Michigan Ballot Initiative Could Be Decided By…the Width of a Dime?

Type Gauge showing 14 point type

As a type geek, I find this Michigan court battle inspiring. As a citizen, it’s uglier than Comic Sans:

At issue is whether a summary of the question, used on a petition to gather signatures to get the question on the ballot, was written in a type size specified by state law: 14-point boldface. The typeface used on the petition was 14-point Calibri produced by Microsoft Corp.’s Word software, but a dispute has arisen over whether the font renders the type at the full 14-point size.

The difference in size, as pointed out to the Michigan Supreme court, is the width of a dime.

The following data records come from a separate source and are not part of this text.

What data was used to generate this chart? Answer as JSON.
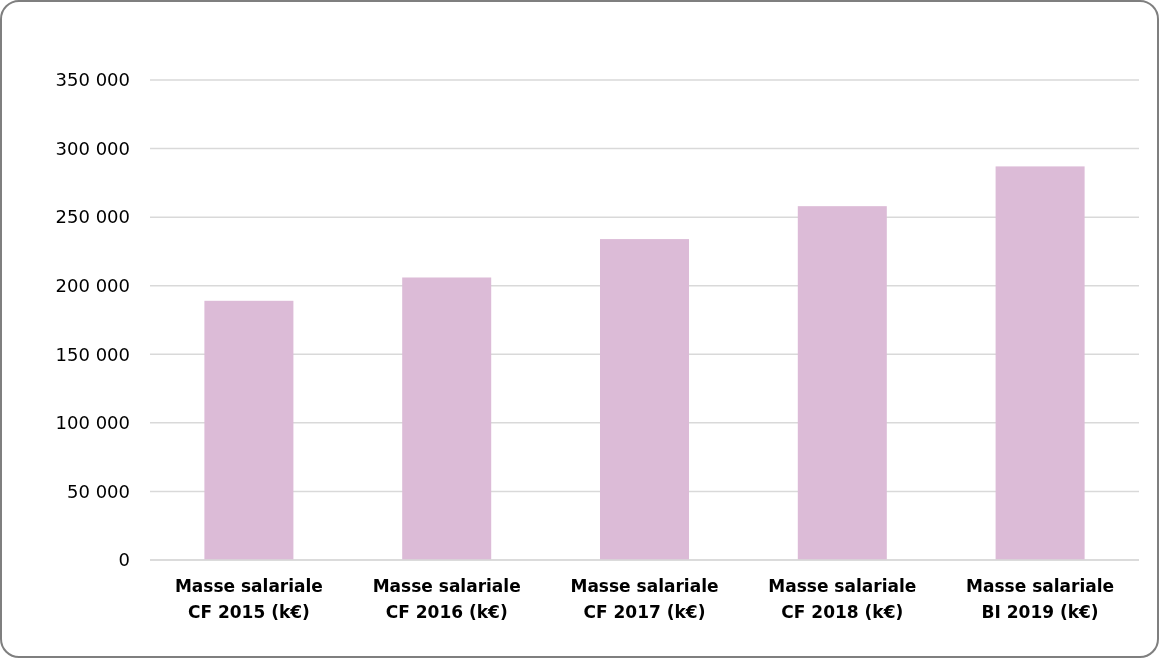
{
  "chart_data": {
    "type": "bar",
    "categories": [
      "Masse salariale CF 2015 (k€)",
      "Masse salariale CF 2016 (k€)",
      "Masse salariale CF 2017 (k€)",
      "Masse salariale CF 2018 (k€)",
      "Masse salariale BI 2019 (k€)"
    ],
    "values": [
      189000,
      206000,
      234000,
      258000,
      287000
    ],
    "color": "#dcbbd7",
    "ylim": [
      0,
      350000
    ],
    "yticks": [
      {
        "value": 0,
        "label": "0"
      },
      {
        "value": 50000,
        "label": "50 000"
      },
      {
        "value": 100000,
        "label": "100 000"
      },
      {
        "value": 150000,
        "label": "150 000"
      },
      {
        "value": 200000,
        "label": "200 000"
      },
      {
        "value": 250000,
        "label": "250 000"
      },
      {
        "value": 300000,
        "label": "300 000"
      },
      {
        "value": 350000,
        "label": "350 000"
      }
    ],
    "grid": "y"
  }
}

At stake, depending on which side’s lawyers were talking Wednesday in Michigan Supreme Court, is either a narrow matter of whether statutes about ballot questions should be enforced as written, or a broader philosophical question of whether typographical quirks can be used to block citizens from deciding major issues at the polls.

[…]

The letters in the Calibri font used by Stand Up For Democracy, when measured using an “E scale” ruler used by type designers, were less than 14/72 of an inch tall, which is the definition of 14-point type, Michigan’s Court of Appeals had ruled. But the lower court said the question should remain on the ballot because the petition was in “substantial compliance” with the law, and Michigan courts previously ruled that was good enough.

Stimulus vs. austerity. Union vs. corporation. And now, finally, MSWord vs. E scales.